Why We Walk – Dan ChambersAug 28, 2017
“Years ago, as part of the Truth and Reconciliation event held at the PNE, I was privileged to be a representative from the United Church who served as a “listener.” Very simply, if someone had suffered violence or harm from the residential school experience, I was there to listen. I was honoured to have a conversation with representatives of a family, including a mother, father and daughter. The daughter had been adopted at a young age into a Caucasian family due to the effects of the residential school experience that caused her parents to suffer. She was raised in a very loving family but as a Caucasian family it lacked the core Indigenous culture. The daughter was a remarkably well person, but she felt discombobulated because she was unwillingly divorced from her people and her culture.
As I heard their generational story and stories of others who still suffer in a variety of ways the affects of residential schools, I grew in respect and appreciation for the culture that Indigenous people bring to us and all that was lost. The TRC was a learning experience for me to see why healing is not so easy. You can’t just say “get on with it” because you think tragedy happened in the past. There is no easy or quick fix.

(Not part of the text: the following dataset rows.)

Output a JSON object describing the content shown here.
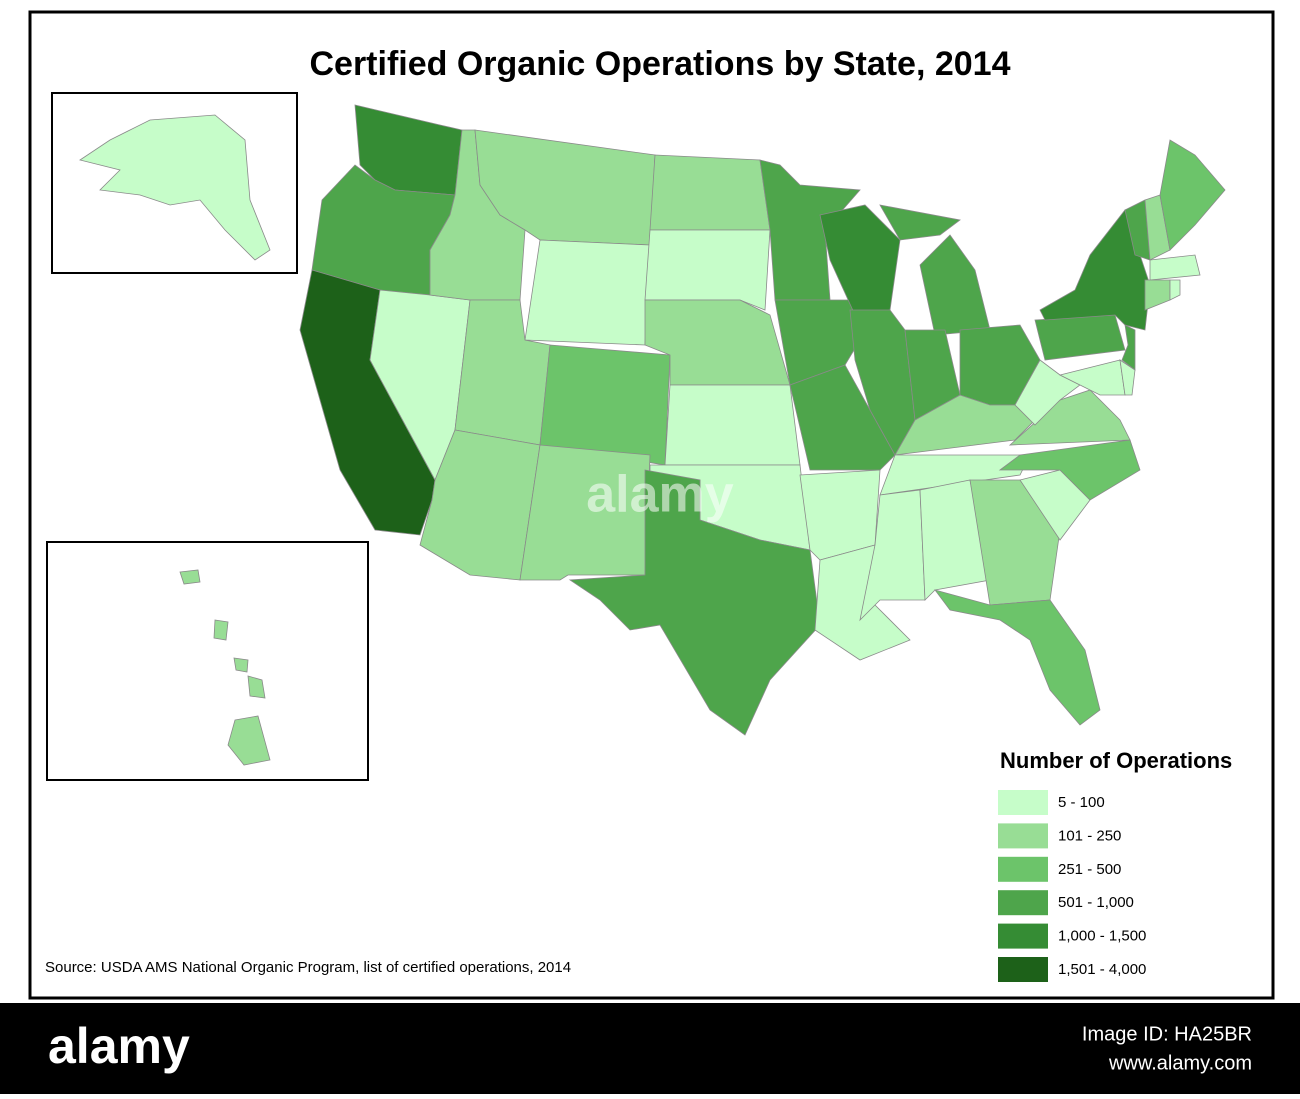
{
  "title": "Certified Organic Operations by State, 2014",
  "legend": {
    "title": "Number of Operations",
    "items": [
      {
        "label": "5 - 100",
        "color": "#c6fdc9"
      },
      {
        "label": "101 - 250",
        "color": "#98dd95"
      },
      {
        "label": "251 - 500",
        "color": "#6cc46a"
      },
      {
        "label": "501 - 1,000",
        "color": "#4ea54b"
      },
      {
        "label": "1,000 - 1,500",
        "color": "#358c34"
      },
      {
        "label": "1,501 - 4,000",
        "color": "#1d6119"
      }
    ]
  },
  "source": "Source: USDA AMS National Organic Program, list of certified operations, 2014",
  "watermark": "alamy",
  "footer": {
    "logo": "alamy",
    "image_id": "Image ID: HA25BR",
    "url": "www.alamy.com"
  }
}
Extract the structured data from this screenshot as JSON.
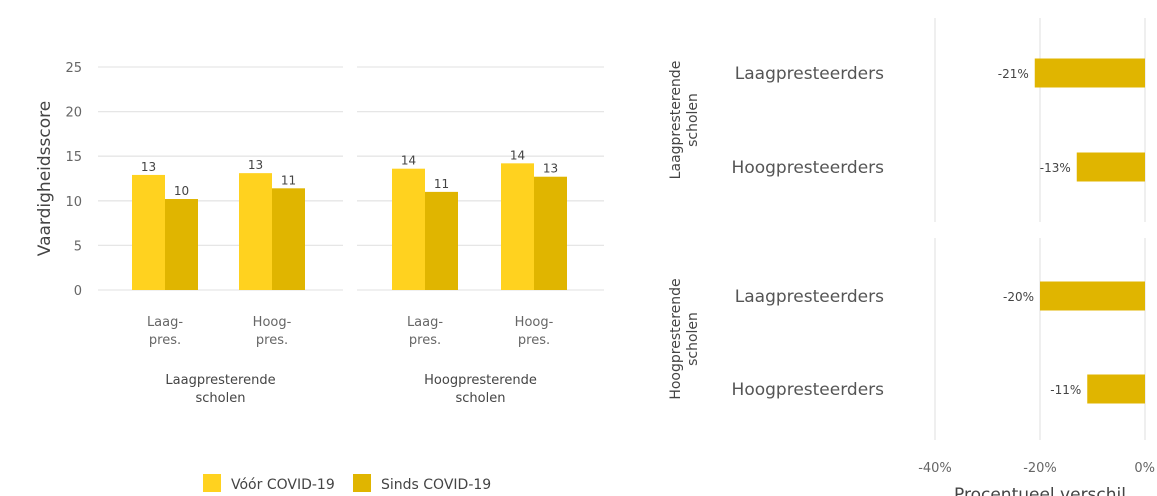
{
  "colors": {
    "before": "#FFD21F",
    "since": "#E0B500",
    "diff": "#E0B500",
    "grid": "#E6E6E6"
  },
  "chart_data": [
    {
      "type": "bar",
      "ylabel": "Vaardigheidsscore",
      "ylim": [
        0,
        25
      ],
      "yticks": [
        "0",
        "5",
        "10",
        "15",
        "20",
        "25"
      ],
      "grid": true,
      "legend_position": "bottom",
      "series": [
        {
          "name": "Vóór COVID-19"
        },
        {
          "name": "Sinds COVID-19"
        }
      ],
      "panels": [
        {
          "title": [
            "Laagpresterende",
            "scholen"
          ],
          "groups": [
            {
              "label": [
                "Laag-",
                "pres."
              ],
              "values": [
                12.9,
                10.2
              ],
              "labels": [
                "13",
                "10"
              ]
            },
            {
              "label": [
                "Hoog-",
                "pres."
              ],
              "values": [
                13.1,
                11.4
              ],
              "labels": [
                "13",
                "11"
              ]
            }
          ]
        },
        {
          "title": [
            "Hoogpresterende",
            "scholen"
          ],
          "groups": [
            {
              "label": [
                "Laag-",
                "pres."
              ],
              "values": [
                13.6,
                11.0
              ],
              "labels": [
                "14",
                "11"
              ]
            },
            {
              "label": [
                "Hoog-",
                "pres."
              ],
              "values": [
                14.2,
                12.7
              ],
              "labels": [
                "14",
                "13"
              ]
            }
          ]
        }
      ]
    },
    {
      "type": "bar",
      "orientation": "horizontal",
      "xlabel": "Procentueel verschil",
      "xlim": [
        -40,
        0
      ],
      "xticks": [
        "-40%",
        "-20%",
        "0%"
      ],
      "grid": true,
      "panels": [
        {
          "strip": [
            "Laagpresterende",
            "scholen"
          ],
          "rows": [
            {
              "label": "Laagpresteerders",
              "value": -21,
              "text": "-21%"
            },
            {
              "label": "Hoogpresteerders",
              "value": -13,
              "text": "-13%"
            }
          ]
        },
        {
          "strip": [
            "Hoogpresterende",
            "scholen"
          ],
          "rows": [
            {
              "label": "Laagpresteerders",
              "value": -20,
              "text": "-20%"
            },
            {
              "label": "Hoogpresteerders",
              "value": -11,
              "text": "-11%"
            }
          ]
        }
      ]
    }
  ]
}
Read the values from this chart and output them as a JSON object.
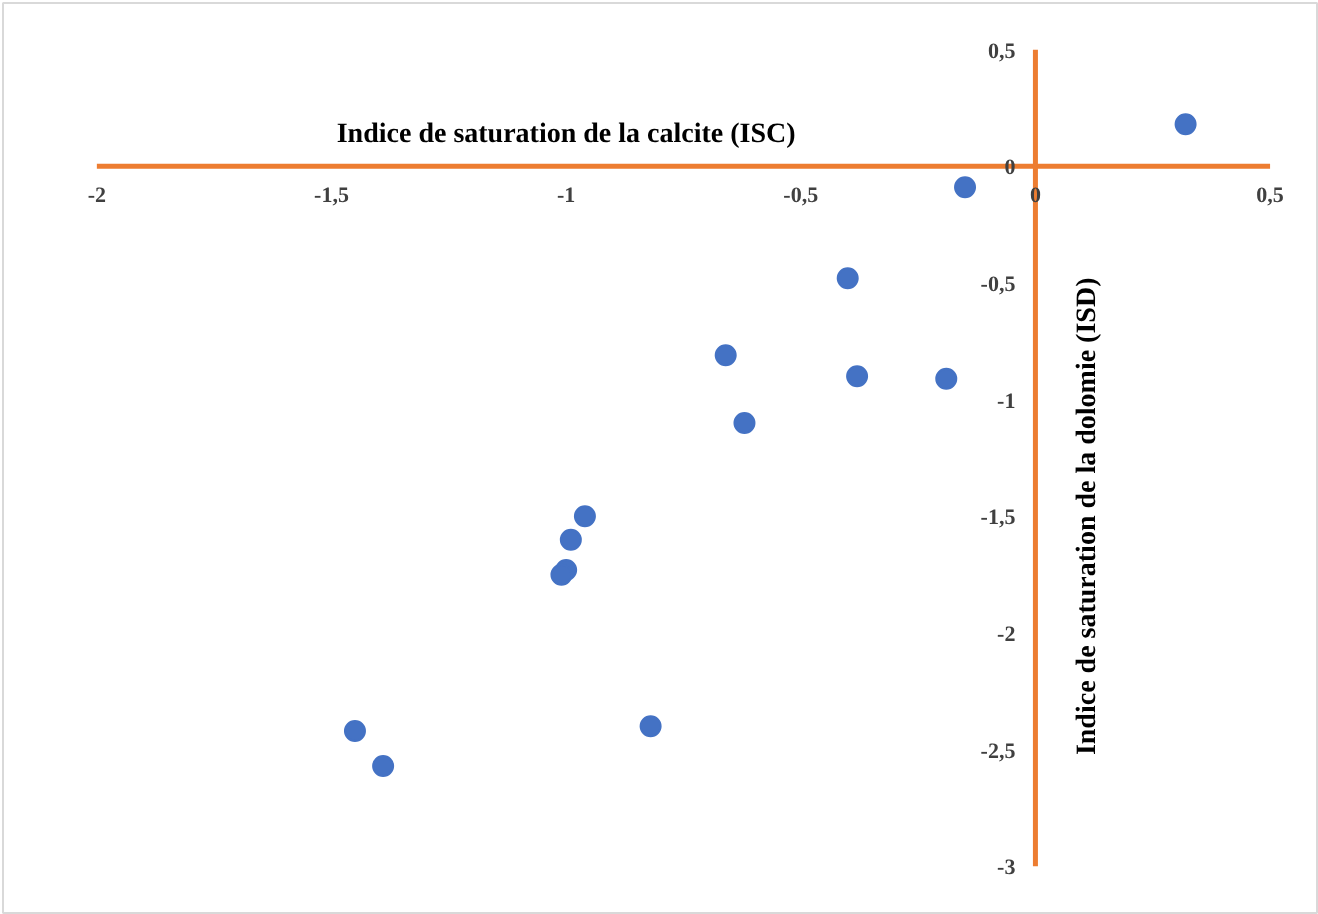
{
  "chart_data": {
    "type": "scatter",
    "xlabel": "Indice de saturation de la calcite (ISC)",
    "ylabel": "Indice de saturation de la dolomie (ISD)",
    "x": [
      0.32,
      -0.15,
      -0.4,
      -0.66,
      -0.38,
      -0.19,
      -0.62,
      -0.96,
      -0.99,
      -1.0,
      -1.01,
      -1.45,
      -1.39,
      -0.82
    ],
    "series": [
      {
        "color": "#4472c4",
        "values": [
          0.18,
          -0.09,
          -0.48,
          -0.81,
          -0.9,
          -0.91,
          -1.1,
          -1.5,
          -1.6,
          -1.73,
          -1.75,
          -2.42,
          -2.57,
          -2.4
        ]
      }
    ],
    "marker": "circle",
    "grid": false,
    "xlim": [
      -2.2,
      0.6
    ],
    "ylim": [
      -3.2,
      0.7
    ],
    "xticks": [
      {
        "value": -2,
        "label": "-2"
      },
      {
        "value": -1.5,
        "label": "-1,5"
      },
      {
        "value": -1,
        "label": "-1"
      },
      {
        "value": -0.5,
        "label": "-0,5"
      },
      {
        "value": 0,
        "label": "0"
      },
      {
        "value": 0.5,
        "label": "0,5"
      }
    ],
    "yticks": [
      {
        "value": 0.5,
        "label": "0,5"
      },
      {
        "value": 0,
        "label": "0"
      },
      {
        "value": -0.5,
        "label": "-0,5"
      },
      {
        "value": -1,
        "label": "-1"
      },
      {
        "value": -1.5,
        "label": "-1,5"
      },
      {
        "value": -2,
        "label": "-2"
      },
      {
        "value": -2.5,
        "label": "-2,5"
      },
      {
        "value": -3,
        "label": "-3"
      }
    ]
  }
}
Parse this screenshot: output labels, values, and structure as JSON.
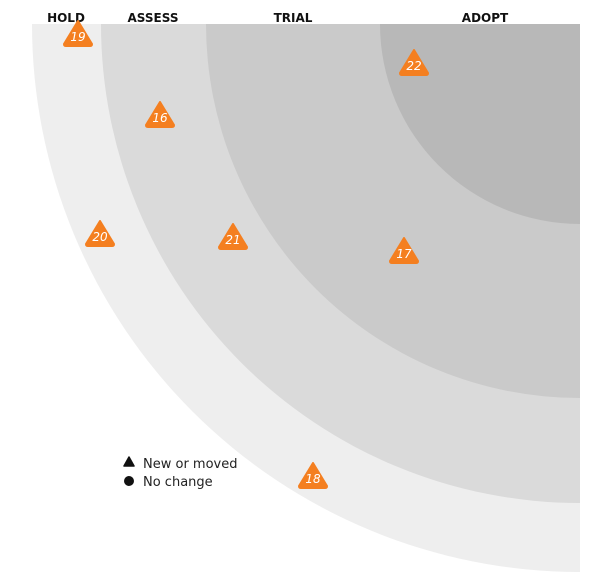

Reconciliation by definition is the mending of a broken relationship and clearly there is a relationship that has been broken. Reconciliation as I understand it is more of a process than an end. It’s the process of trying to understand each other and that ongoing process is something that I believe to be absolutely essential for Canadians to be a part of in order for Canada to be well —we don’t have any other option.”
The Why We Walk campaign asks individuals to share their story and personal connection to the reconciliation movement. Stories will be shared in the weeks leading up to the Walk for Reconciliation on September 24th, 2017.
We believe that every person has a story to tell and that by sharing these stories, people may feel a more personal connection to the reconciliation movement.